Issue: 403 Forbidden errors
Cause: Site has stronger protections (JavaScript challenges, TLS fingerprinting)
Solution: Consider using real browser automation:
- Playwright (Python/Node.js)
- Selenium
- Puppeteer
Or combine approaches:
- Use Playwright to initialize session and get cookies
- Export cookies to file
- Use
browser_curl.sh -c cookies.txtfor subsequent requests
Performance benchmarks
Tests conducted on 2023 MacBook Pro M2, macOS Sonoma:
| Test | Time | Requests/sec |
|---|---|---|
| Single sync request | approximately 0.2s | – |
| 10 async requests (–count) | approximately 0.03s | 333/s |
| 100 async requests (–count) | approximately 0.09s | 1111/s |
| 1000 async requests (–count) | approximately 0.8s | 1250/s |
Note: Dispatch time only; actual HTTP completion depends on target server.
Limitations
What this script CANNOT do
- JavaScript execution – Can’t solve JS challenges (use Playwright)

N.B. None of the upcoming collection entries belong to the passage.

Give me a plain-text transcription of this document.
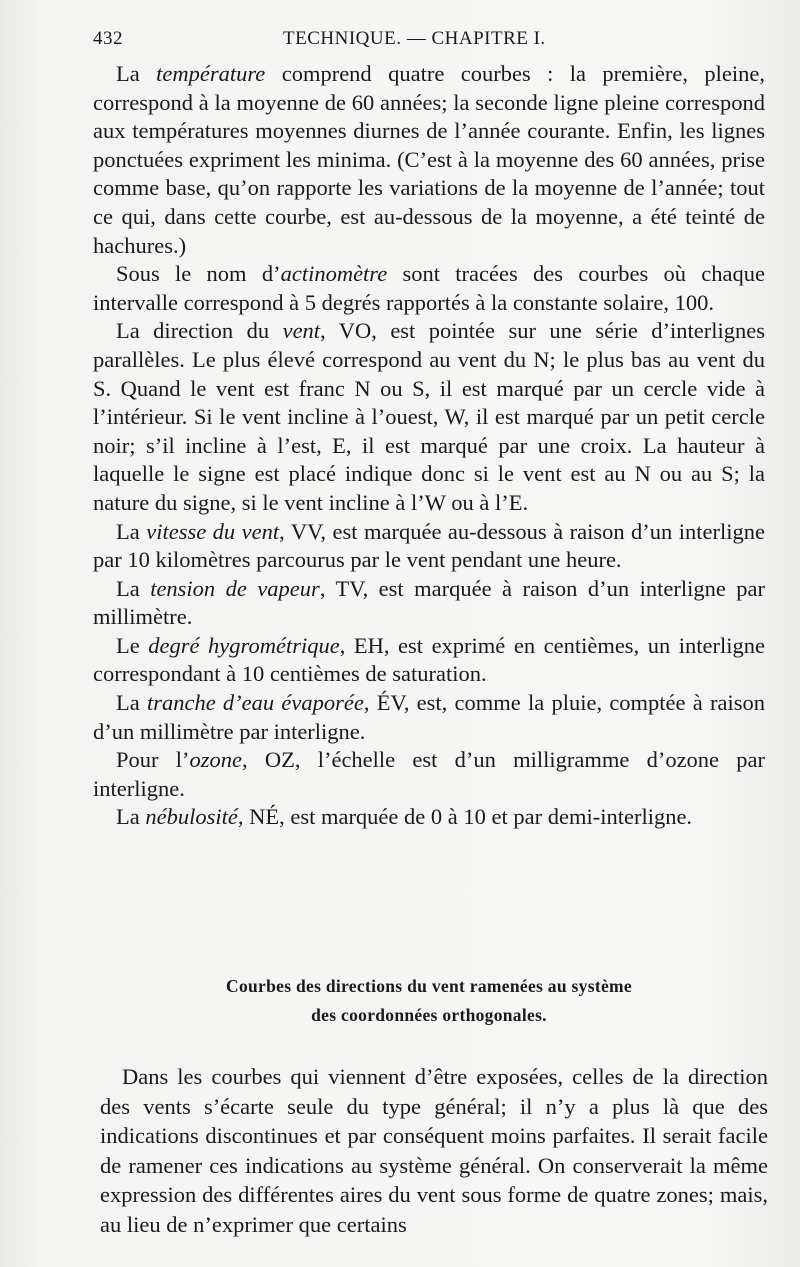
432	TECHNIQUE. — CHAPITRE I.

La température comprend quatre courbes : la première, pleine, correspond à la moyenne de 60 années; la seconde ligne pleine correspond aux températures moyennes diurnes de l’année courante. Enfin, les lignes ponctuées expriment les minima. (C’est à la moyenne des 60 années, prise comme base, qu’on rapporte les variations de la moyenne de l’année; tout ce qui, dans cette courbe, est au-dessous de la moyenne, a été teinté de hachures.)

Sous le nom d’actinomètre sont tracées des courbes où chaque intervalle correspond à 5 degrés rapportés à la constante solaire, 100.

La direction du vent, VO, est pointée sur une série d’interlignes parallèles. Le plus élevé correspond au vent du N; le plus bas au vent du S. Quand le vent est franc N ou S, il est marqué par un cercle vide à l’intérieur. Si le vent incline à l’ouest, W, il est marqué par un petit cercle noir; s’il incline à l’est, E, il est marqué par une croix. La hauteur à laquelle le signe est placé indique donc si le vent est au N ou au S; la nature du signe, si le vent incline à l’W ou à l’E.

La vitesse du vent, VV, est marquée au-dessous à raison d’un interligne par 10 kilomètres parcourus par le vent pendant une heure.

La tension de vapeur, TV, est marquée à raison d’un interligne par millimètre.

Le degré hygrométrique, EH, est exprimé en centièmes, un interligne correspondant à 10 centièmes de saturation.

La tranche d’eau évaporée, ÉV, est, comme la pluie, comptée à raison d’un millimètre par interligne.

Pour l’ozone, OZ, l’échelle est d’un milligramme d’ozone par interligne.

La nébulosité, NÉ, est marquée de 0 à 10 et par demi-interligne.

Courbes des directions du vent ramenées au système
des coordonnées orthogonales.

Dans les courbes qui viennent d’être exposées, celles de la direction des vents s’écarte seule du type général; il n’y a plus là que des indications discontinues et par conséquent moins parfaites. Il serait facile de ramener ces indications au système général. On conserverait la même expression des différentes aires du vent sous forme de quatre zones; mais, au lieu de n’exprimer que certains
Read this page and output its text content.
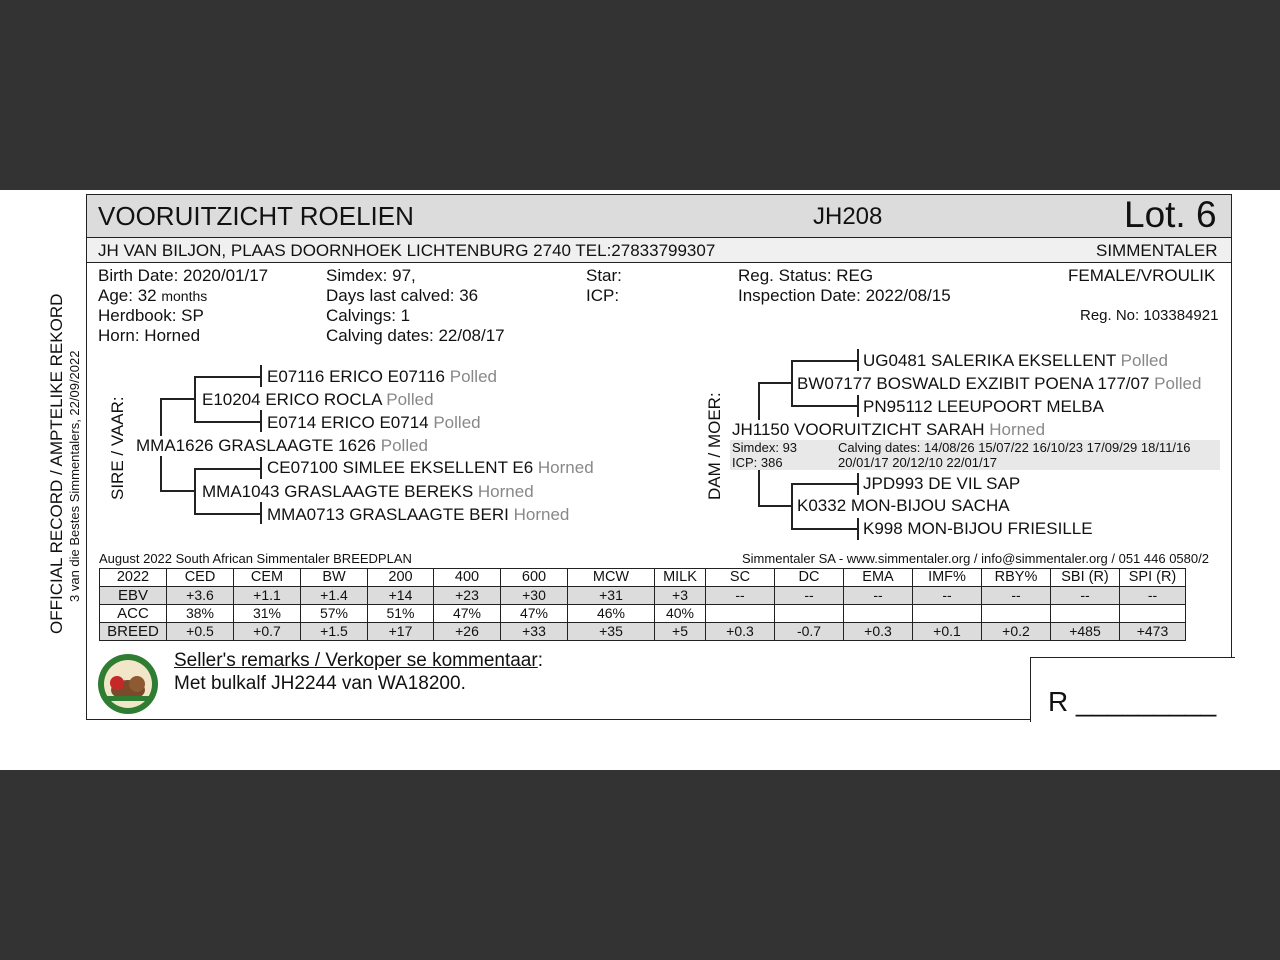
VOORUITZICHT ROELIEN	JH208	Lot. 6
JH VAN BILJON, PLAAS DOORNHOEK LICHTENBURG 2740 TEL:27833799307	SIMMENTALER
OFFICIAL RECORD / AMPTELIKE REKORD 3 van die Bestes Simmentalers, 22/09/2022
Birth Date: 2020/01/17
Age: 32 months
Herdbook: SP
Horn: Horned
Simdex: 97,
Days last calved: 36
Calvings: 1
Calving dates: 22/08/17
Star:
ICP:
Reg. Status: REG
Inspection Date: 2022/08/15
FEMALE/VROULIK
Reg. No: 103384921
SIRE / VAAR:
E07116 ERICO E07116 Polled
E10204 ERICO ROCLA Polled
E0714 ERICO E0714 Polled
MMA1626 GRASLAAGTE 1626 Polled
CE07100 SIMLEE EKSELLENT E6 Horned
MMA1043 GRASLAAGTE BEREKS Horned
MMA0713 GRASLAAGTE BERI Horned
DAM / MOER:
UG0481 SALERIKA EKSELLENT Polled
BW07177 BOSWALD EXZIBIT POENA 177/07 Polled
PN95112 LEEUPOORT MELBA
JH1150 VOORUITZICHT SARAH Horned
Simdex: 93
ICP: 386
Calving dates: 14/08/26 15/07/22 16/10/23 17/09/29 18/11/16
20/01/17 20/12/10 22/01/17
JPD993 DE VIL SAP
K0332 MON-BIJOU SACHA
K998 MON-BIJOU FRIESILLE
August 2022 South African Simmentaler BREEDPLAN	Simmentaler SA - www.simmentaler.org / info@simmentaler.org / 051 446 0580/2
2022	CED	CEM	BW	200	400	600	MCW	MILK	SC	DC	EMA	IMF%	RBY%	SBI (R)	SPI (R)
EBV	+3.6	+1.1	+1.4	+14	+23	+30	+31	+3	--	--	--	--	--	--	--
ACC	38%	31%	57%	51%	47%	47%	46%	40%							
BREED	+0.5	+0.7	+1.5	+17	+26	+33	+35	+5	+0.3	-0.7	+0.3	+0.1	+0.2	+485	+473
R _________
Seller's remarks / Verkoper se kommentaar:
Met bulkalf JH2244 van WA18200.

- CAPTCHA solving – Requires human intervention or services
- Advanced TLS fingerprinting – Can’t mimic exact browser TLS stack
- HTTP/2 fingerprinting – Can’t perfectly match browser HTTP/2 frames
- WebSocket connections – HTTP only
- Browser API access – No Canvas, WebGL, Web Crypto fingerprints
What this script CAN do
- Basic header spoofing – Pass simple User-Agent checks
- Cookie management – Maintain sessions
- Load testing – Quick async request dispatch
- API testing – POST/PUT/DELETE with JSON/form data
- Simple scraping – Pages without JS requirements
- Health checks – Monitoring endpoints
When to use what
Use browser_curl.sh when:
- Target has basic bot detection (header checks)

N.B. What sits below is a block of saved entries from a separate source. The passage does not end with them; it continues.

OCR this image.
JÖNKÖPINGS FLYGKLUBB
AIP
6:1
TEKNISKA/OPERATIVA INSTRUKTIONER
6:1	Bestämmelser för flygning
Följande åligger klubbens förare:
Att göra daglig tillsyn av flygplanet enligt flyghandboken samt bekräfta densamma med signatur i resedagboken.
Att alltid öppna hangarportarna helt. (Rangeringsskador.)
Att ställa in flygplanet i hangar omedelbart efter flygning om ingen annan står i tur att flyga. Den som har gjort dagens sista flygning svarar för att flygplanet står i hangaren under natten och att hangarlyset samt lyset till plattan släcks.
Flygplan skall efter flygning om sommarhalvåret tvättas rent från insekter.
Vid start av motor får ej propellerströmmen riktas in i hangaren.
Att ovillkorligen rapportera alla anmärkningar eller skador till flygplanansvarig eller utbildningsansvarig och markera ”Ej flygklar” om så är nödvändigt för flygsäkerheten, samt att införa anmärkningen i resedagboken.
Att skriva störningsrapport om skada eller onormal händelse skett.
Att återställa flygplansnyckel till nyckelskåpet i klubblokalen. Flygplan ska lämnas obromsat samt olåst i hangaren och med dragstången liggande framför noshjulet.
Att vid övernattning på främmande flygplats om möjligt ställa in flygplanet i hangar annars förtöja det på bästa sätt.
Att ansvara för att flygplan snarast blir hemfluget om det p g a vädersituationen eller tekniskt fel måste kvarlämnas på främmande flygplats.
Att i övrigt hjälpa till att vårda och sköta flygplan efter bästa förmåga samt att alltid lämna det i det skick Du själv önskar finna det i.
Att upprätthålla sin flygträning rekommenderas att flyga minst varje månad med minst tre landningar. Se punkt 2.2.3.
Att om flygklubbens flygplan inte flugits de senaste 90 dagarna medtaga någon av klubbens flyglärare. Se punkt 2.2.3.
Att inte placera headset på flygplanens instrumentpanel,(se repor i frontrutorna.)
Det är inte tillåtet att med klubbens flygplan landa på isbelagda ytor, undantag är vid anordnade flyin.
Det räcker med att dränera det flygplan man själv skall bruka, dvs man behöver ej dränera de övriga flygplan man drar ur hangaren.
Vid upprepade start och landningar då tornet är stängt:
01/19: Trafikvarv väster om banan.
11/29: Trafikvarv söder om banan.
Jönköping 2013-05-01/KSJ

- API testing with authentication
- Quick load testing (less than 10k requests)
- Monitoring/health checks
- No JavaScript required
- You want a lightweight tool
Use Playwright/Selenium when:
- Target requires JavaScript execution
- CAPTCHA challenges present
- Advanced fingerprinting detected
- Need to interact with dynamic content
- Heavy scraping with anti-bot measures
- Login flows with MFA/2FA
Hybrid approach:
- Use Playwright to bootstrap session
- Extract cookies
- Use
browser_curl.shfor follow-up requests (faster)
Advanced: Combining with other tools
With jq for JSON processing
./browser_curl.sh https://api.example.com/users | jq '.[] | .name'
With parallel for concurrency control
cat urls.txt | parallel -j 10 "./browser_curl.sh -o {#}.html {}"
With watch for monitoring
watch -n 5 "./browser_curl.sh https://api.example.com/health | jq .status"

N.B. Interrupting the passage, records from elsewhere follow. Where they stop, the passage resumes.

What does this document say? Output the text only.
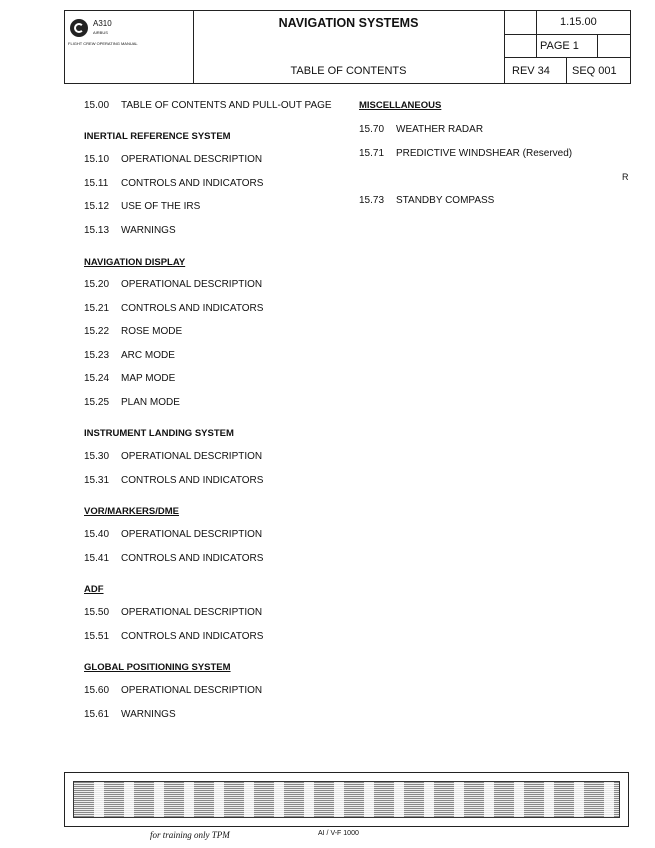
A310
AIRBUS
FLIGHT CREW OPERATING MANUAL
NAVIGATION SYSTEMS
TABLE OF CONTENTS
1.15.00
PAGE 1
REV 34 SEQ 001
15.00 TABLE OF CONTENTS AND PULL-OUT PAGE
INERTIAL REFERENCE SYSTEM
15.10 OPERATIONAL DESCRIPTION
15.11 CONTROLS AND INDICATORS
15.12 USE OF THE IRS
15.13 WARNINGS
NAVIGATION DISPLAY
15.20 OPERATIONAL DESCRIPTION
15.21 CONTROLS AND INDICATORS
15.22 ROSE MODE
15.23 ARC MODE
15.24 MAP MODE
15.25 PLAN MODE
INSTRUMENT LANDING SYSTEM
15.30 OPERATIONAL DESCRIPTION
15.31 CONTROLS AND INDICATORS
VOR/MARKERS/DME
15.40 OPERATIONAL DESCRIPTION
15.41 CONTROLS AND INDICATORS
ADF
15.50 OPERATIONAL DESCRIPTION
15.51 CONTROLS AND INDICATORS
GLOBAL POSITIONING SYSTEM
15.60 OPERATIONAL DESCRIPTION
15.61 WARNINGS
MISCELLANEOUS
15.70 WEATHER RADAR
15.71 PREDICTIVE WINDSHEAR (Reserved)
15.73 STANDBY COMPASS
R
for training only TPM	AI / V-F 1000
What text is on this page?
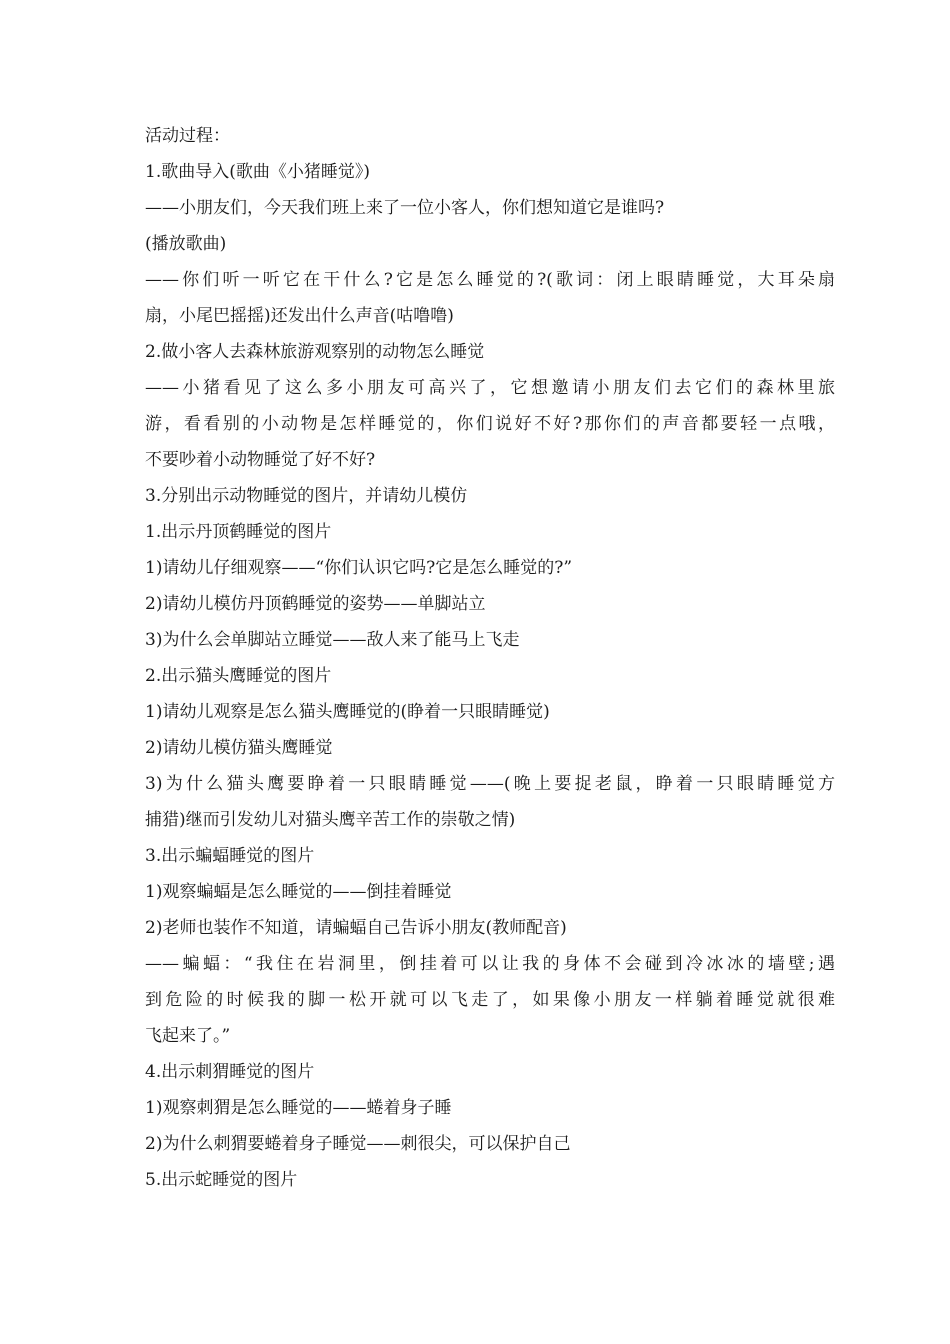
活动过程：
1.歌曲导入(歌曲《小猪睡觉》)
——小朋友们，今天我们班上来了一位小客人，你们想知道它是谁吗?
(播放歌曲)
——你们听一听它在干什么?它是怎么睡觉的?(歌词：闭上眼睛睡觉，大耳朵扇
扇，小尾巴摇摇)还发出什么声音(咕噜噜)
2.做小客人去森林旅游观察别的动物怎么睡觉
——小猪看见了这么多小朋友可高兴了，它想邀请小朋友们去它们的森林里旅
游，看看别的小动物是怎样睡觉的，你们说好不好?那你们的声音都要轻一点哦，
不要吵着小动物睡觉了好不好?
3.分别出示动物睡觉的图片，并请幼儿模仿
1.出示丹顶鹤睡觉的图片
1)请幼儿仔细观察——“你们认识它吗?它是怎么睡觉的?”
2)请幼儿模仿丹顶鹤睡觉的姿势——单脚站立
3)为什么会单脚站立睡觉——敌人来了能马上飞走
2.出示猫头鹰睡觉的图片
1)请幼儿观察是怎么猫头鹰睡觉的(睁着一只眼睛睡觉)
2)请幼儿模仿猫头鹰睡觉
3)为什么猫头鹰要睁着一只眼睛睡觉——(晚上要捉老鼠，睁着一只眼睛睡觉方
捕猎)继而引发幼儿对猫头鹰辛苦工作的崇敬之情)
3.出示蝙蝠睡觉的图片
1)观察蝙蝠是怎么睡觉的——倒挂着睡觉
2)老师也装作不知道，请蝙蝠自己告诉小朋友(教师配音)
——蝙蝠：“我住在岩洞里，倒挂着可以让我的身体不会碰到冷冰冰的墙壁;遇
到危险的时候我的脚一松开就可以飞走了，如果像小朋友一样躺着睡觉就很难
飞起来了。”
4.出示刺猬睡觉的图片
1)观察刺猬是怎么睡觉的——蜷着身子睡
2)为什么刺猬要蜷着身子睡觉——刺很尖，可以保护自己
5.出示蛇睡觉的图片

With xargs for batch processing
cat ids.txt | xargs -I {} ./browser_curl.sh "https://api.example.com/item/{}"
Future enhancements
Potential features to add:
- Rate limiting – Built-in requests/second throttling
- Retry logic – Exponential backoff on failures
- Output formats – JSON-only, CSV, headers-only modes
- Proxy support – SOCKS5/HTTP proxy options
- Custom TLS – Certificate pinning, client certs
- Response validation – Assert status codes, content patterns
- Metrics collection – Timing stats, success rates
- Configuration file – Default settings per domain
Conclusion
browser_curl.sh provides a pragmatic middle ground between plain curl and full browser automation. For many APIs and websites with basic bot filters, browser-like headers, proper protocol use, and cookie handling are sufficient.
Key takeaways:
- Simple wrapper around curl with realistic browser behavior
- Async mode with
--countfor easy load testing - Works for basic bot detection, not advanced challenges
- Combine with Playwright for tough targets
- Lightweight and fast for everyday API work
The script is particularly useful for:
- API development and testing
- Quick load testing during development
- Monitoring and health checks
- Simple scraping tasks
- Learning curl features
For production load testing at scale, consider tools like k6, Locust, or Artillery. For heavy web scraping with anti-bot measures, invest in proper browser automation infrastructure.